Die allgemeine Formel zur Errechnung der Vergrößerung aus den Brennweiten von Objektiv und Okular, auch die Winkelvergrößerung, ist:
V = f1' / f2' = w' / w
hier ist w der Winkel zwischen Achse und Objekt vom Objektiv aus gesehen und w' der Winkel zwischen Achse und Bild vom Okular aus gesehen. Eine Zeichnung zeigt schnell, dass die Formel exakt nur gilt, wenn die betrachteten Objekte in der Brennebene des Objektivs abgebildet werden, also bei unendlichen Objektweiten. Dann liegen die Bilder auch in der Brennebene des Okulars, und nur dann folgt die Winkelvergrößerung exakt aus der obigen Formel.
Liegt dagegen die Abbildung des Objektes nicht in der Brennebene des Objektivs sondern in Richtung Okular verschoben, wie es bei allen näher gelegenen Objekten der Fall ist, so ist nicht die gemeinsame Brennebene von Objektiv und Okular, sondern die tatsächliche Bildlage ausschlaggebend für die Größe des Winkels w'. Daraus folgt die berichtigte Formel für die Vergrößerung:
V = a1' / ( d - a1' ),
wobei d = f1' + f2' und a1' die Bildweite des vom Objektiv erzeugten Bildes ist. Wir wählen:
die Objektivbrennweite f1' = 0.2m,
die Okularbrennweite f2' = 0.02m, (Nennvergrößerung von 10x)

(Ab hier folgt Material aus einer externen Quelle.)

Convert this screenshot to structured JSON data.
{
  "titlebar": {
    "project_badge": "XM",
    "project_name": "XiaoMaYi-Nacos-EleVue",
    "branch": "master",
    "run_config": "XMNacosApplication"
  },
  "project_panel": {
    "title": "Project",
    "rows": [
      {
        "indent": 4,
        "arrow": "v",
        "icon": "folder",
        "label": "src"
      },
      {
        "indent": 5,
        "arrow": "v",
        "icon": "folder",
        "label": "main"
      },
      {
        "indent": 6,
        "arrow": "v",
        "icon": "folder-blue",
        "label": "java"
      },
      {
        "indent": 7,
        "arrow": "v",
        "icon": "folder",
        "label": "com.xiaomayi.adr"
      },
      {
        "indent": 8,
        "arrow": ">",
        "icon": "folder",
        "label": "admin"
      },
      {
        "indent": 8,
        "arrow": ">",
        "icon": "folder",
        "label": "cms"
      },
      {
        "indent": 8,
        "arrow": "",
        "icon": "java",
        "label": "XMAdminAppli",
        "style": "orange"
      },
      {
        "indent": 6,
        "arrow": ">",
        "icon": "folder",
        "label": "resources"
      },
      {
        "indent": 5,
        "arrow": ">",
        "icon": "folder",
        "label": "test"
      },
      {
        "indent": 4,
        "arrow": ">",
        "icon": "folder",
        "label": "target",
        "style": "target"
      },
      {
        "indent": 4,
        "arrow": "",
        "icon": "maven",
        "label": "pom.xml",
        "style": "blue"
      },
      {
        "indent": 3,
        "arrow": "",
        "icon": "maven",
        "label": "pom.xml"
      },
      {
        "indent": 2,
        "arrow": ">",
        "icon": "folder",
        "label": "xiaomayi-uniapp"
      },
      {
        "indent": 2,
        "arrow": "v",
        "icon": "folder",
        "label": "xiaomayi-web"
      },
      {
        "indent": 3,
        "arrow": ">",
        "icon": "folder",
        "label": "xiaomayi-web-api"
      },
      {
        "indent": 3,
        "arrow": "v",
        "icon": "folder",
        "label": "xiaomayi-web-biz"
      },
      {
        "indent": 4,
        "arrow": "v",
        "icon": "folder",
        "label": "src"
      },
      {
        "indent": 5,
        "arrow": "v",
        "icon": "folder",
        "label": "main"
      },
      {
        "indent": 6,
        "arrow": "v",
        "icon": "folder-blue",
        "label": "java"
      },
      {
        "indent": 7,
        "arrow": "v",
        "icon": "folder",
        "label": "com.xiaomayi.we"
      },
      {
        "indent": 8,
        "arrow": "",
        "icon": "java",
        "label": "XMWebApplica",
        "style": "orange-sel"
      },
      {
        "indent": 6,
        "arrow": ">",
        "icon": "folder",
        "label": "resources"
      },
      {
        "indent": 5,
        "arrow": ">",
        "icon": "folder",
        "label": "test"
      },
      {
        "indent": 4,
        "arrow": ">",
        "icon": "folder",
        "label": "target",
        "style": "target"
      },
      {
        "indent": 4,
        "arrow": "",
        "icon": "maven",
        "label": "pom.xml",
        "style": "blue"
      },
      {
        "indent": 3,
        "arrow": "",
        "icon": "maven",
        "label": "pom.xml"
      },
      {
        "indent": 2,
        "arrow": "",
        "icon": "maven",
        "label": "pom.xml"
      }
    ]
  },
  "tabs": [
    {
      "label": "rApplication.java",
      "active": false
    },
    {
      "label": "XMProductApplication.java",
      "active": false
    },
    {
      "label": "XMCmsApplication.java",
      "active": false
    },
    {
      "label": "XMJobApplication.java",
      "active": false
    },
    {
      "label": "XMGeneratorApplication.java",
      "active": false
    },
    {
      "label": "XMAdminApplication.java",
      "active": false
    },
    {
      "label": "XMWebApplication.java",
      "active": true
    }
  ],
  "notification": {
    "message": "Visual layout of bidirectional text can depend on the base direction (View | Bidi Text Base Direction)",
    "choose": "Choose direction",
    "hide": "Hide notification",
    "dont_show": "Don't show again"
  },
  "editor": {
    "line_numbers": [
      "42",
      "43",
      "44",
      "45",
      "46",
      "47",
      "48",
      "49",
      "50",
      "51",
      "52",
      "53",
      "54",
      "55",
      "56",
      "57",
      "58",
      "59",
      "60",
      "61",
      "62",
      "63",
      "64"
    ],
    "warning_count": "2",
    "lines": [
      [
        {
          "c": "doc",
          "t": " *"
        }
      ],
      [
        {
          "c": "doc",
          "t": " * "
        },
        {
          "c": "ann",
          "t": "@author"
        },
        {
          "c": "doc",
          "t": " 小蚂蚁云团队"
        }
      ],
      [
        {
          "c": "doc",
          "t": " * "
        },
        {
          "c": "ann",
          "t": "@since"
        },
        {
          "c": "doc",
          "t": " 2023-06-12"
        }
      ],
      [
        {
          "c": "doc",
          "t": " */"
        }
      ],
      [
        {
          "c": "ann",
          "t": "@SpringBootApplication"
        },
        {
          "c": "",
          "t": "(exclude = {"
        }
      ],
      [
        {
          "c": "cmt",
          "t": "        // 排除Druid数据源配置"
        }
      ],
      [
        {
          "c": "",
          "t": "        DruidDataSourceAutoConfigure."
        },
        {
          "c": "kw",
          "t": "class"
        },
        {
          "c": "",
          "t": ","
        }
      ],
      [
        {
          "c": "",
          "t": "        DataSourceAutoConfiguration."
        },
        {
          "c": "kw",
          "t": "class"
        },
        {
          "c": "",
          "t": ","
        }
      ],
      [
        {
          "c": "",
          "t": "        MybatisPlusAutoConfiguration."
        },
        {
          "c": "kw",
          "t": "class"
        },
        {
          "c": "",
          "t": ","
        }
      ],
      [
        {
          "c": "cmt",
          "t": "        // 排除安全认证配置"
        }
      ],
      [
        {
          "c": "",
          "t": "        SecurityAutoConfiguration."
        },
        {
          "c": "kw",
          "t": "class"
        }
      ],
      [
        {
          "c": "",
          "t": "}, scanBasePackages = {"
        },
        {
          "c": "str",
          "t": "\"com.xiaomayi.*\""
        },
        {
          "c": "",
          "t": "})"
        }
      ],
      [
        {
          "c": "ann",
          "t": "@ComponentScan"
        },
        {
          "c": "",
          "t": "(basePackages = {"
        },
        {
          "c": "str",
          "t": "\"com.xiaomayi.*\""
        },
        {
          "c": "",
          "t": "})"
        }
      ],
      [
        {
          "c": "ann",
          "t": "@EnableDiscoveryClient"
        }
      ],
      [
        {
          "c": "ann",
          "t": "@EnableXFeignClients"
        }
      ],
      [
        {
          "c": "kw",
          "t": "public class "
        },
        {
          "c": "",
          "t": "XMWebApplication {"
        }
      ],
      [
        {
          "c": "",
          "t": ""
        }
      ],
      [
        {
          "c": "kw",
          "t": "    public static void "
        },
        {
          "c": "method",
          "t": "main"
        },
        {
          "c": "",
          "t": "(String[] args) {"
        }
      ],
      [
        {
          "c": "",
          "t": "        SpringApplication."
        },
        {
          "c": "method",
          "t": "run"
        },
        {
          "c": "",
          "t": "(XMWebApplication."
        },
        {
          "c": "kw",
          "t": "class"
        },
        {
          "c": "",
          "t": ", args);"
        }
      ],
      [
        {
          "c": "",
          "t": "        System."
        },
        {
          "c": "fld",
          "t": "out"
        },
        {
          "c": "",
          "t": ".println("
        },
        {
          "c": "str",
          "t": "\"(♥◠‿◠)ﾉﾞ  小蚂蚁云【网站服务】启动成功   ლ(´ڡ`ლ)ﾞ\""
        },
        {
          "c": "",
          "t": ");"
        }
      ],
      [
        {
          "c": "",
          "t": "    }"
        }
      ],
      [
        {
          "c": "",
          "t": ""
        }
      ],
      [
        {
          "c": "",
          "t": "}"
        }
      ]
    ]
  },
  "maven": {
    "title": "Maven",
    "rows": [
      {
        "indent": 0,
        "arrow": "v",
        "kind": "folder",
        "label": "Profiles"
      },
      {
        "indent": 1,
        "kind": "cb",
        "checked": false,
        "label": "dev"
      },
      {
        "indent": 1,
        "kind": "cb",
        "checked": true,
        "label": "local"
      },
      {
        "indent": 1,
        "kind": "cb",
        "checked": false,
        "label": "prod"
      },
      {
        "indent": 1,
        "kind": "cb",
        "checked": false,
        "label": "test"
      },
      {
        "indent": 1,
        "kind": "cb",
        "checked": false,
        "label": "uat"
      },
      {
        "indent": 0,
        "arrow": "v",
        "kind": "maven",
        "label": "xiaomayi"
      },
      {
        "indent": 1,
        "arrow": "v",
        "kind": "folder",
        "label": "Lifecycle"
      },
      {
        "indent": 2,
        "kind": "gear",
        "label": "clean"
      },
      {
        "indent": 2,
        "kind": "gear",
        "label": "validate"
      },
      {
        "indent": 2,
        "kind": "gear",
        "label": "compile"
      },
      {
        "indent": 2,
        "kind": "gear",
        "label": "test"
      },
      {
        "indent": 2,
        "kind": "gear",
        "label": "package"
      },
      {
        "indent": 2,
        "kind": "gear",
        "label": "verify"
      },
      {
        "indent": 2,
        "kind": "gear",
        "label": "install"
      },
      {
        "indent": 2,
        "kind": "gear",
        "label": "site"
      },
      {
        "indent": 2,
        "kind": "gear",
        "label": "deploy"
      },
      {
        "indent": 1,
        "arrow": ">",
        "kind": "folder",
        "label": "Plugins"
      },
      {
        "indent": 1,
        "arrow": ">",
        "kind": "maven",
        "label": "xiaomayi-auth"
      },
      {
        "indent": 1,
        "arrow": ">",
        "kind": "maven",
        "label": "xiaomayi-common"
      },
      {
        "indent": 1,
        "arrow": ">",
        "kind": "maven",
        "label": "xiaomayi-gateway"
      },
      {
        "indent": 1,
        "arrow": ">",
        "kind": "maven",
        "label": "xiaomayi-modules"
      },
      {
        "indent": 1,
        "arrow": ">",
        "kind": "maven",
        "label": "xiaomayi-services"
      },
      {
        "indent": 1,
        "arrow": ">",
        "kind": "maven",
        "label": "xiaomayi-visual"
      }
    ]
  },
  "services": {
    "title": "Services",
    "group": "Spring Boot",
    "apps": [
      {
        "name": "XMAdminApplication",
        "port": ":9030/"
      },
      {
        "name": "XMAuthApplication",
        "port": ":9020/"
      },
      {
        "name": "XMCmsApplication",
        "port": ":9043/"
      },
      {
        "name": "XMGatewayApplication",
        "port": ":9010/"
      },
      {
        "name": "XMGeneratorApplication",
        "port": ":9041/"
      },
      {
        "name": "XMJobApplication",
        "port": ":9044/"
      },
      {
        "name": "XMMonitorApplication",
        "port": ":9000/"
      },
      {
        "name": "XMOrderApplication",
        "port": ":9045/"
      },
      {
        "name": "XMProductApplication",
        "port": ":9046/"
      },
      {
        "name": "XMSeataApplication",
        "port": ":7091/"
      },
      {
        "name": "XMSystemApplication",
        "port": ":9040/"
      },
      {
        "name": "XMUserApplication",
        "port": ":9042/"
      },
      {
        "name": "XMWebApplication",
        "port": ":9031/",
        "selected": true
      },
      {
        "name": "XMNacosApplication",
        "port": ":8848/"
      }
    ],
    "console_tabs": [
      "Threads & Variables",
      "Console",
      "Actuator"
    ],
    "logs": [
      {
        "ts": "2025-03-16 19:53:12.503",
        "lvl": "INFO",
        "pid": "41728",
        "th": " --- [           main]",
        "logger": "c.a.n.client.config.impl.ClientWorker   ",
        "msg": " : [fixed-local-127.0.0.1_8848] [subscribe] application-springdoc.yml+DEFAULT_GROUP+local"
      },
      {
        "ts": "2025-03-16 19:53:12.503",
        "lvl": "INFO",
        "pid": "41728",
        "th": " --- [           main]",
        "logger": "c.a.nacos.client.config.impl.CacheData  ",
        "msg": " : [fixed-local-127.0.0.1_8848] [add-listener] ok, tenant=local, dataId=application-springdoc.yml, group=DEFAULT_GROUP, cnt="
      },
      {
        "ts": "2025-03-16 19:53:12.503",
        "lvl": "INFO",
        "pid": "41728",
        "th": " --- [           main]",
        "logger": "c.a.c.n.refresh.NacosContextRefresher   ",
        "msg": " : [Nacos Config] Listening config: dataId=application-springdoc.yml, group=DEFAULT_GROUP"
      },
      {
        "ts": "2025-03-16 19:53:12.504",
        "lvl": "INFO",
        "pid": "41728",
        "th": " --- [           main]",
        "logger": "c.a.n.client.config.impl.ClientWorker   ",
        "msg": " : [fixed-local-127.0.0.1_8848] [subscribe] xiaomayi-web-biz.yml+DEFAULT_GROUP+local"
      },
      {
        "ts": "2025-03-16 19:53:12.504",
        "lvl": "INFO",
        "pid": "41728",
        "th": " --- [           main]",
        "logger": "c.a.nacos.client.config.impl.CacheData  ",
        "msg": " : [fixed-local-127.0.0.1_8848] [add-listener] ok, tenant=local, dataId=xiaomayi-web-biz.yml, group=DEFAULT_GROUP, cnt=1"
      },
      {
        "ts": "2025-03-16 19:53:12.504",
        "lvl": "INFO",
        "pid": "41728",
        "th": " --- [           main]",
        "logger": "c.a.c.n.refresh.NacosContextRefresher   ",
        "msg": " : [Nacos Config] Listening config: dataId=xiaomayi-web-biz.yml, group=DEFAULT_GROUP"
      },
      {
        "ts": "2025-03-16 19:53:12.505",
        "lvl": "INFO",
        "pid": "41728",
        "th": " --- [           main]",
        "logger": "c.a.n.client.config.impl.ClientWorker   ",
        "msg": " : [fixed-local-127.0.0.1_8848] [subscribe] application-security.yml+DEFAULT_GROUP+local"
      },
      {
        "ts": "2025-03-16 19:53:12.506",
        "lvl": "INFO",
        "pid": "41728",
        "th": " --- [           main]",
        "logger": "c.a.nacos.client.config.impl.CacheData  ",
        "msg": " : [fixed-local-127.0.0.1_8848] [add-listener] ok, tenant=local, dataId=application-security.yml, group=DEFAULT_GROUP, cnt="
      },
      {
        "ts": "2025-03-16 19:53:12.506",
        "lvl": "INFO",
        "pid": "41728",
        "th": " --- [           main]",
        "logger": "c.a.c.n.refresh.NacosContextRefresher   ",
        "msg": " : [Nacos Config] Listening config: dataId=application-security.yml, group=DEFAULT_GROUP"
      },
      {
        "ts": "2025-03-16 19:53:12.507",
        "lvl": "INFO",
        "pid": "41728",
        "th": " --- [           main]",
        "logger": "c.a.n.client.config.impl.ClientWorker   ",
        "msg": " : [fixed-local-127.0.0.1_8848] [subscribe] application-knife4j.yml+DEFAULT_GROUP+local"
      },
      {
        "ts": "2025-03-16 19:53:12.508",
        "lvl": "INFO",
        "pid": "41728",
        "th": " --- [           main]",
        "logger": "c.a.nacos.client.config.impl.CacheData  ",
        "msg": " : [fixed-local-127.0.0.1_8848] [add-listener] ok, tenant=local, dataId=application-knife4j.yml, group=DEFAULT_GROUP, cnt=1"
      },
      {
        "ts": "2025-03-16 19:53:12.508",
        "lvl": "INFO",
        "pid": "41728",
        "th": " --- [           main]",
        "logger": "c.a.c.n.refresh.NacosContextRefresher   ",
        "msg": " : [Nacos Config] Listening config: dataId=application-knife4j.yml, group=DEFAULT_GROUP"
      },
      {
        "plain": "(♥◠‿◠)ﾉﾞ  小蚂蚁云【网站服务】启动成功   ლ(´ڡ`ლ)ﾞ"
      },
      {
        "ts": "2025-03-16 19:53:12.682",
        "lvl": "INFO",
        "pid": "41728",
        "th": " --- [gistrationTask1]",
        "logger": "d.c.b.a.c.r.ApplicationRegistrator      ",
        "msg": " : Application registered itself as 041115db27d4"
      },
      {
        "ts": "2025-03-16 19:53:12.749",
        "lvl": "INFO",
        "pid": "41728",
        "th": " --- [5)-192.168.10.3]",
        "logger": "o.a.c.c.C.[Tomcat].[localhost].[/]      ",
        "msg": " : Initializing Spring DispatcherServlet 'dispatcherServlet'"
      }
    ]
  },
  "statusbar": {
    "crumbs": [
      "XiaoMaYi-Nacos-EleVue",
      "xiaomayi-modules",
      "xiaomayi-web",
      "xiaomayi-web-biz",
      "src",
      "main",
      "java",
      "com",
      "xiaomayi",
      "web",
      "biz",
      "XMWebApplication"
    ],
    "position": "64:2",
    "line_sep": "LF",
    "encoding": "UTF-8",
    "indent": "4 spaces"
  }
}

sowie d1 = 0.22m (Fokus auf unendlich), d2 = 0.2201 und d3 = 0.2203m
es folgen drei Werte von a1 (-50, -250 und -500m), daraus die Werte von a1' und die Vergrößerungen für die drei verschiedenen d.
...a1...a1'......v(d1)....v(d2)....v(d3)..
_-50 0.2008 10.460 10.406 10.299
-250 0.2002 10.089 10.038 _9.939
-500 0.2001 10.044 _9.994 _9.895
Die mit steigender Objektweite und mit wachsendem d sinkende Vergrößerung bestätigen meine Aussage.